The team evaluated the MEDLINE, BIOSIS, and Web of Science electronic databases, from 1980 to 2001, manually reviewed the literature, and consulted with experts.
They included studies if they:
- Evaluated exposure to NSAIDs, aspirin, or both.
- Evaluated esophageal cancer.
- Reported relative risks or odds ratios or provided data for their calculation.
The data were then independently abstracted by 2 investigators.
The primary and sensitivity analyses used both fixed and random-effects models.
|Any use of aspirin or NSAIDs was protective against both esophageal adenocarcinoma, and squamous cell carcinoma.|
The team identified 9 studies (2 cohort, 7 case control) containing 1813 cancer cases.
All primary summary estimates were homogeneous.
The research team found that statistical pooling showed a protective association between any use of aspirin/NSAID and esophageal cancer (odds ratio = 0.57).
The also determined that both intermittent (OR = 0.82) and frequent medication use were protective (OR = 0.54). Although more frequent use conferred greater protection.
When the results were stratified by medication type, aspirin use was found to be protective (OR = 0.5), while NSAIDs had a borderline protective association (OR = 0.75).
However, any use was protective against both esophageal adenocarcinoma (OR = 0.67), and squamous cell carcinoma (OR = 0.58).
Dr Douglas Corley's team concluded, "Pooled results support a protective association between aspirin, and NSAIDs, and esophageal cancer…and provide evidence for a dose effect".
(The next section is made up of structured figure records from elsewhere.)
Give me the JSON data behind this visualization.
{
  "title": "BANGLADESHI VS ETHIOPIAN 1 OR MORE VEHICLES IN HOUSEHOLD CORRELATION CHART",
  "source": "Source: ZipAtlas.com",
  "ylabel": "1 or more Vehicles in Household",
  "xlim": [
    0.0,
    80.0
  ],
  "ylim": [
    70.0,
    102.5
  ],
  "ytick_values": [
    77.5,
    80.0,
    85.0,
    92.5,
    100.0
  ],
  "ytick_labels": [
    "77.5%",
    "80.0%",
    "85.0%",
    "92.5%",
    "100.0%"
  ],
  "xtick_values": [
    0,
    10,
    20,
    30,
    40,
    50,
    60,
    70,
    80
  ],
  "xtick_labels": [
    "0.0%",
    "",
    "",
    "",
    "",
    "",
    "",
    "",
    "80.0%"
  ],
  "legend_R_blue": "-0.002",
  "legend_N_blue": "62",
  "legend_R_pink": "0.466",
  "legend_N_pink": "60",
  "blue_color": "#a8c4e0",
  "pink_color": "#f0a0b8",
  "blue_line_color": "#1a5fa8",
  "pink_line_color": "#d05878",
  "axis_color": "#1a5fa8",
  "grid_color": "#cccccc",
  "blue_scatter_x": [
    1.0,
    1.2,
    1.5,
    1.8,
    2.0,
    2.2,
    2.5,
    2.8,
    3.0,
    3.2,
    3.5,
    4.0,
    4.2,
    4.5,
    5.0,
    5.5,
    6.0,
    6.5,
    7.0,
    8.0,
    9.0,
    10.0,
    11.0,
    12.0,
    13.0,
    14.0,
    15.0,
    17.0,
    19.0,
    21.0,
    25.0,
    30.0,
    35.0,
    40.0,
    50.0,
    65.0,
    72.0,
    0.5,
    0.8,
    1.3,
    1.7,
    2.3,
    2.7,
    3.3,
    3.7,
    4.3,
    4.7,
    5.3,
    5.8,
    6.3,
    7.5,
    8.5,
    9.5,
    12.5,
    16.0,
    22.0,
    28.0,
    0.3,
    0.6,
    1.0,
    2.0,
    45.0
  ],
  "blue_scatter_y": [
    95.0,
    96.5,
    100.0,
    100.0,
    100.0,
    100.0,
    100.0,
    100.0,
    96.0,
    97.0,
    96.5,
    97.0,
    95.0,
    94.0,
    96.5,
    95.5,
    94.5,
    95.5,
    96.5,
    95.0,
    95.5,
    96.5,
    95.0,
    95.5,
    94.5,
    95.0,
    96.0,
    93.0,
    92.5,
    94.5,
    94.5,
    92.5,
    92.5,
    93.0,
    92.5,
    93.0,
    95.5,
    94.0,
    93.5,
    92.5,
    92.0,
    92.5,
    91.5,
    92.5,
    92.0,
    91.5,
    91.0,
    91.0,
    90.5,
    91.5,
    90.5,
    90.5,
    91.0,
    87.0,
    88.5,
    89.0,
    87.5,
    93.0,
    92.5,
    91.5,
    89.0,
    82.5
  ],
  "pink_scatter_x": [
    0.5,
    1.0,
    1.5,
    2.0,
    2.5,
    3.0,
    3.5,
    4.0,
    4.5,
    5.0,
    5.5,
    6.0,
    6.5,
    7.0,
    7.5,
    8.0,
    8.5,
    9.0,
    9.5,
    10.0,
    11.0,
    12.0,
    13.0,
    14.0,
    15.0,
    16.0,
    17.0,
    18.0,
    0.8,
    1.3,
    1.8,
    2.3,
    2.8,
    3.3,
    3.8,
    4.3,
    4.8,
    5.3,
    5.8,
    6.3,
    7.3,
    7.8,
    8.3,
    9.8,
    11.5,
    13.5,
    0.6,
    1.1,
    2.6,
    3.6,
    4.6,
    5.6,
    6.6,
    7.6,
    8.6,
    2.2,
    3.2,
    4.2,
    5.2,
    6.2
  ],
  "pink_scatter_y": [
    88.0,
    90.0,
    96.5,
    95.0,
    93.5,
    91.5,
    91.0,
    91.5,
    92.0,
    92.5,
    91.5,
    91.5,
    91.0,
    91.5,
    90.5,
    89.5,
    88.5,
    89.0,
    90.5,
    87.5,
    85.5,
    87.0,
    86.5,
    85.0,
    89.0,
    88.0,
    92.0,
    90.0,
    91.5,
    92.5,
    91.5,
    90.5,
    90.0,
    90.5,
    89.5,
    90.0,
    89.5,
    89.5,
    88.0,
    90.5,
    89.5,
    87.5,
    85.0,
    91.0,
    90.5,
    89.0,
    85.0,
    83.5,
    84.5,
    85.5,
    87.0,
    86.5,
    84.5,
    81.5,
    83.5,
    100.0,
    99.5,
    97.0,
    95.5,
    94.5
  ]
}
"These findings support evaluating these agents in clinical trials of high-risk patients".
In a related editorial in the same publication, Dr Micheal Thun discusses the importance of chemoprevention in esophageal cancer.
He concludes, however, that in spite of promising results in cancer prevention, NSAIDs are not able to be recommended for this use until the balance of risks and benefits has been addressed.